In contrast, US refineries, as well as those in Europe, are in the throes of a deeper economic crisis, compounded by a grim long-term outlook for crude demand stemming from a transition away from fossil fuels.
Renewable sources have overtaken coal, oil and gas in EU electricity generation for the first time, according to fresh data from climate thinktank Ember, that shows wind, solar, hydro and bioenergy generating 40 percent of the 27 member states’ electricity in the first half of the year, beating fossil fuels, which accounted for 34 per cent.
Amid a spate of oil refineries struggling and eventually shutting down in recent years, earlier in November Royal Dutch Shell Plc, the world’s third-biggest oil major, pulled the plug on its Convent refinery in Louisiana.

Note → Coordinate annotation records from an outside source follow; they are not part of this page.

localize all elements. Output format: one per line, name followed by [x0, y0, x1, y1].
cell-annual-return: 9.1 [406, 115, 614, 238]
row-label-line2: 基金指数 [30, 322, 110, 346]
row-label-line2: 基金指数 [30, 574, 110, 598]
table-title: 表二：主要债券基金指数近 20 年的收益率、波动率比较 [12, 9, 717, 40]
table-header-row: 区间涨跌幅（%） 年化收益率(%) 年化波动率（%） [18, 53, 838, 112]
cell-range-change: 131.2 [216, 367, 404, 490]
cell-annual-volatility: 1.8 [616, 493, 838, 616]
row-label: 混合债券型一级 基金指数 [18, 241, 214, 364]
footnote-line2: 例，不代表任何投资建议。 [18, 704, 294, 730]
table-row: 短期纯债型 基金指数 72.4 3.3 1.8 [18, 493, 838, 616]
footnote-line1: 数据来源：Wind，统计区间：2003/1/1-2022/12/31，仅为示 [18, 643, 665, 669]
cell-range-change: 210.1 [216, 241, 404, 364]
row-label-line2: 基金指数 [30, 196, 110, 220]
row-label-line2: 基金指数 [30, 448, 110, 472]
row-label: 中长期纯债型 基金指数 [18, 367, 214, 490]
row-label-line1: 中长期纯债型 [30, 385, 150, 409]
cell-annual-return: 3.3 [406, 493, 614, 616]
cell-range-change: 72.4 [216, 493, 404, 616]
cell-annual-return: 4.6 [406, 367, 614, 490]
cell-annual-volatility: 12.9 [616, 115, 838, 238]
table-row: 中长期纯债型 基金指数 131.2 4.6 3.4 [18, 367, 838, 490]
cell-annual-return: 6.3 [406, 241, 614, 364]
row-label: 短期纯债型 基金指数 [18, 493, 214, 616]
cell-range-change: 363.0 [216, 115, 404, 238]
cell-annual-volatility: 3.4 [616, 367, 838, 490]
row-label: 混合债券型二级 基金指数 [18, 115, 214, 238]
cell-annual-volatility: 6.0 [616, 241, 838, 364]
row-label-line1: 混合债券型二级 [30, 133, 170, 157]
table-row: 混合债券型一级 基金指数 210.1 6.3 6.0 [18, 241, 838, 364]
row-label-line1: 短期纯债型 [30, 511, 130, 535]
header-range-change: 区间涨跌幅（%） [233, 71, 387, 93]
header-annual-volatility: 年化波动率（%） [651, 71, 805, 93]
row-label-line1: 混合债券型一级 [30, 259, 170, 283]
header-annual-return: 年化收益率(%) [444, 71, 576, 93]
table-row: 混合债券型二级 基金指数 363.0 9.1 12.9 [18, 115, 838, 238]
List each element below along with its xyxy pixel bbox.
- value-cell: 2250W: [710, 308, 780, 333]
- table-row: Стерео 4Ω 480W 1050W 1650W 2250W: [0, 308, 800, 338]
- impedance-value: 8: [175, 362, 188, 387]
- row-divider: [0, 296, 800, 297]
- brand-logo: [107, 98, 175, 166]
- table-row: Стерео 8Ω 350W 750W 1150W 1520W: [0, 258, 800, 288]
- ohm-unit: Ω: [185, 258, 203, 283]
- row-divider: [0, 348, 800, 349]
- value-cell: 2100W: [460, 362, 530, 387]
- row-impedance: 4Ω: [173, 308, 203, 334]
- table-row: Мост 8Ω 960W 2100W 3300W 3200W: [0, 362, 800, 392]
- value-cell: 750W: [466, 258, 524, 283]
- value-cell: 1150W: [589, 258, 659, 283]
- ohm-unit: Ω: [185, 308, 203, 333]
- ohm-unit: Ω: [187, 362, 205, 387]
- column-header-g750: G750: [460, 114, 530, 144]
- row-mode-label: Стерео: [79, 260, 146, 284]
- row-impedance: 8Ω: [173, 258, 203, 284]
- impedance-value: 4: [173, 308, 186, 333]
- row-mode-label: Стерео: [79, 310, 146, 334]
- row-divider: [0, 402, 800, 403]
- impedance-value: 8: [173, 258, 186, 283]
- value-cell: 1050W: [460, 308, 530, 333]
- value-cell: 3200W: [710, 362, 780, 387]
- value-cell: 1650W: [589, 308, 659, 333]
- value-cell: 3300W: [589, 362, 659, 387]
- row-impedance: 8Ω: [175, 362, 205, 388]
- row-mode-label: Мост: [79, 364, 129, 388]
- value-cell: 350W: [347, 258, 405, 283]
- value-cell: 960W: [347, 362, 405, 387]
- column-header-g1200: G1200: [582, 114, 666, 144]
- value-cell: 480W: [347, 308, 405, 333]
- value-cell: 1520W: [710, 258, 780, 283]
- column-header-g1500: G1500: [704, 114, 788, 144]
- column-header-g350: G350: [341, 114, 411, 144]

China, by contrast, was launching a new unit at Rongsheng Petrochemical company’s giant Zhejiang complex in northeast China.
The headoffice of Royal Dutch Shell in The Hague
Totalling 1.2 million barrels of crude-processing capacity daily, this is just one of at least four projects underway in the Asian country.
Oil exporters are now selling more crude to Asia and less to long-standing customers in North America and Europe, as China’s refining industry is on the rise, and large new plants are mushrooming in India and the Middle East.
As acknowledgement of China’s growing clout in the refining industry grows, older plants in other parts of Asia are feeling the pressure. Thus, Shell announced in November they will halve capacity at their Singapore refinery complex Pulau Bukom.
The Drive For Plastic
The popularity of refineries in Asia is being driven not only by impressive economic growth rates, but growing demand for the petrochemicals used to make plastics.
According to industry consultant Wood Mackenzie, more than half of the refining capacity from 2019 to 2027 will be added in Asia and 70-80 percent is forecast to be plastics-focused.
The IEA forecast for global oil consumption is hardly optimistic, as a slump by an unprecedented 8.8 million barrels a day is anticipated this year, averaging 91.3 million a day.
As many refineries were already struggling in 2019, with global crude distillation capacity of approximately 102 million barrels a day outstripping the 84 million barrels of refined products demand, according to the IEA, the pandemic might have become the last straw.
Even China, for all its impressive gains, might face a demand growth peak by 2025 followed by a slowing down, say China National Petroleum Corporation (CNPC) analysts, as oversupply in the country is projected to reach 1.4 million barrels a day by that time.